In this week's regular opinion column, Sharon resident Paul Izzo weighs in on discussions at the recent Special Town Meeting on Dec. 3.

In 2010, more than 2,000 Sharon residents defeated a proposed Charter that would have made structural changes to Town Meeting. The message was clear – voters trust Town Meeting attendees to make decisions about our Town that are in the best interest of the community.

Recently, however, at , residents departed from their usual role of addressing the fiscal and regulatory needs of the Town and, instead, weighed into a matter of national concern. At 10 p.m., less than 200 voters approved by a narrow voice vote an Article that called for a US Constitutional amendment that would (1) eliminate all Constitutional rights and privileges enjoyed by corporations, labor unions, non-profit organizations and other “entities” and (2) give the government the power to prevent private citizens from making contributions to candidates in political elections.
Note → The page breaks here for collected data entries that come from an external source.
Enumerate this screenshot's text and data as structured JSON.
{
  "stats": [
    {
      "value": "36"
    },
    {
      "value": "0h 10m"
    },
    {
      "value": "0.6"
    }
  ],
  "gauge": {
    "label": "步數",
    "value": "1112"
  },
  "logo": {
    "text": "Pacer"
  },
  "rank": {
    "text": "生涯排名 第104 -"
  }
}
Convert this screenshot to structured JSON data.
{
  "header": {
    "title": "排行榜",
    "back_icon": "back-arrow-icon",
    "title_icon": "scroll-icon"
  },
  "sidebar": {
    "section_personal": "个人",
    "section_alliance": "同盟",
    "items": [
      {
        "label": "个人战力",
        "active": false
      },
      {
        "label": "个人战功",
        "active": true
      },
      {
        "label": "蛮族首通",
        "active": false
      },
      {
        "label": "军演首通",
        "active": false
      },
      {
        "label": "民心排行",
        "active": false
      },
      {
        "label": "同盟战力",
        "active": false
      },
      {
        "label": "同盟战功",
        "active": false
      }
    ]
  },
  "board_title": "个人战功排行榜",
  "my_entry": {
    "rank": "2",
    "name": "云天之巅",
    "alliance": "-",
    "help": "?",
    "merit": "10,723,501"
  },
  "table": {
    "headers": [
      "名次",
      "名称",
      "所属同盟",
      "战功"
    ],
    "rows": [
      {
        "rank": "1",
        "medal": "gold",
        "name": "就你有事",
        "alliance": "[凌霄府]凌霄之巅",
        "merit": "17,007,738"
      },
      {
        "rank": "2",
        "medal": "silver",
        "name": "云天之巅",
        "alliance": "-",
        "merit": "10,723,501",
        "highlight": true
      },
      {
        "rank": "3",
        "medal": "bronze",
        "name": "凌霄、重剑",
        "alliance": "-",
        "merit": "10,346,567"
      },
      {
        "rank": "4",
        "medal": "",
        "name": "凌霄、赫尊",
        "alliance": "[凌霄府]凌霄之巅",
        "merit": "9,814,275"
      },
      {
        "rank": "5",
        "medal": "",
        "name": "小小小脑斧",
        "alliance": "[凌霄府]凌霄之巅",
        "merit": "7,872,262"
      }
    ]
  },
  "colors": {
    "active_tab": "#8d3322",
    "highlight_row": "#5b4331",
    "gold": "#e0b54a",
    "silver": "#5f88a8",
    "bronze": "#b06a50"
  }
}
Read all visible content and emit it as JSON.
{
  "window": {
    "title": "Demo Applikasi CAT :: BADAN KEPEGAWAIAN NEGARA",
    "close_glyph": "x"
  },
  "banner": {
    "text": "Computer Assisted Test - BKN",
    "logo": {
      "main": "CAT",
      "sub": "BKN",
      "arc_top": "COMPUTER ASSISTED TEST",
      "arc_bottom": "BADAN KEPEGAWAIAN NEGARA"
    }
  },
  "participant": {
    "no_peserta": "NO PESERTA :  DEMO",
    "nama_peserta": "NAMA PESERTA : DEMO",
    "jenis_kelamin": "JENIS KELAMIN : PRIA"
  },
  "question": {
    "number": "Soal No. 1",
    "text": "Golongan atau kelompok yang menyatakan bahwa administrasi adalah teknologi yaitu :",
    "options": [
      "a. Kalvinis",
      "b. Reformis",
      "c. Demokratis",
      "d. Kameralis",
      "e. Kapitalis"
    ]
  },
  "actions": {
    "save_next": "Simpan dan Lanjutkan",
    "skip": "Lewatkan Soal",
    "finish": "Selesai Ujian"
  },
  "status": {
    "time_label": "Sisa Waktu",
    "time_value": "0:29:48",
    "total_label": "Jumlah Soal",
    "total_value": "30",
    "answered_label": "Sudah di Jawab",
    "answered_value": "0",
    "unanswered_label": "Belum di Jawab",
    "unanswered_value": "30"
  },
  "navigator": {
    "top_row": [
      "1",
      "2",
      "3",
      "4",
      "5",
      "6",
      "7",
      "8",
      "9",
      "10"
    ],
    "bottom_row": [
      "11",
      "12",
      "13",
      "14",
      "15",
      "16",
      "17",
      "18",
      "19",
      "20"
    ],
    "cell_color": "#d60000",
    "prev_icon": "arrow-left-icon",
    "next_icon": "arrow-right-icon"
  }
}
Article 10 of the Warrant was, according to its proponent, intended to reverse the United States Supreme Court ruling in the Citizens United case. There, the Court struck down laws restricting “independent political expenditures” by corporations and unions. (Note - the Court did not strike down other campaign finance laws that restrict corporations from making contributions to individual candidates.)

Reasonable people can differ whether Citizens United represented a reasonable interpretation of the First Amendment. The Constitution says that the government will “make no law” abridging the right of free speech, and campaign contributions have long been recognized as a valuable, protected form of political expression. On the other hand, citizens such as the local proponent and others are concerned about the power of corporations to spend money independently during election season. Those citizens certainly are within their right to advocate campaign finance reform.

The question here is not whether Citizens United should or should not be overturned, or whether there should be restrictions on individual expenditures by “artificial entities.” Persons better informed than this author no doubt would have much to say on that subject. Rather, the question is whether Town Meeting is the place for Sharon residents to have their voices heard on complex matters of Constitutional law and national public policy. 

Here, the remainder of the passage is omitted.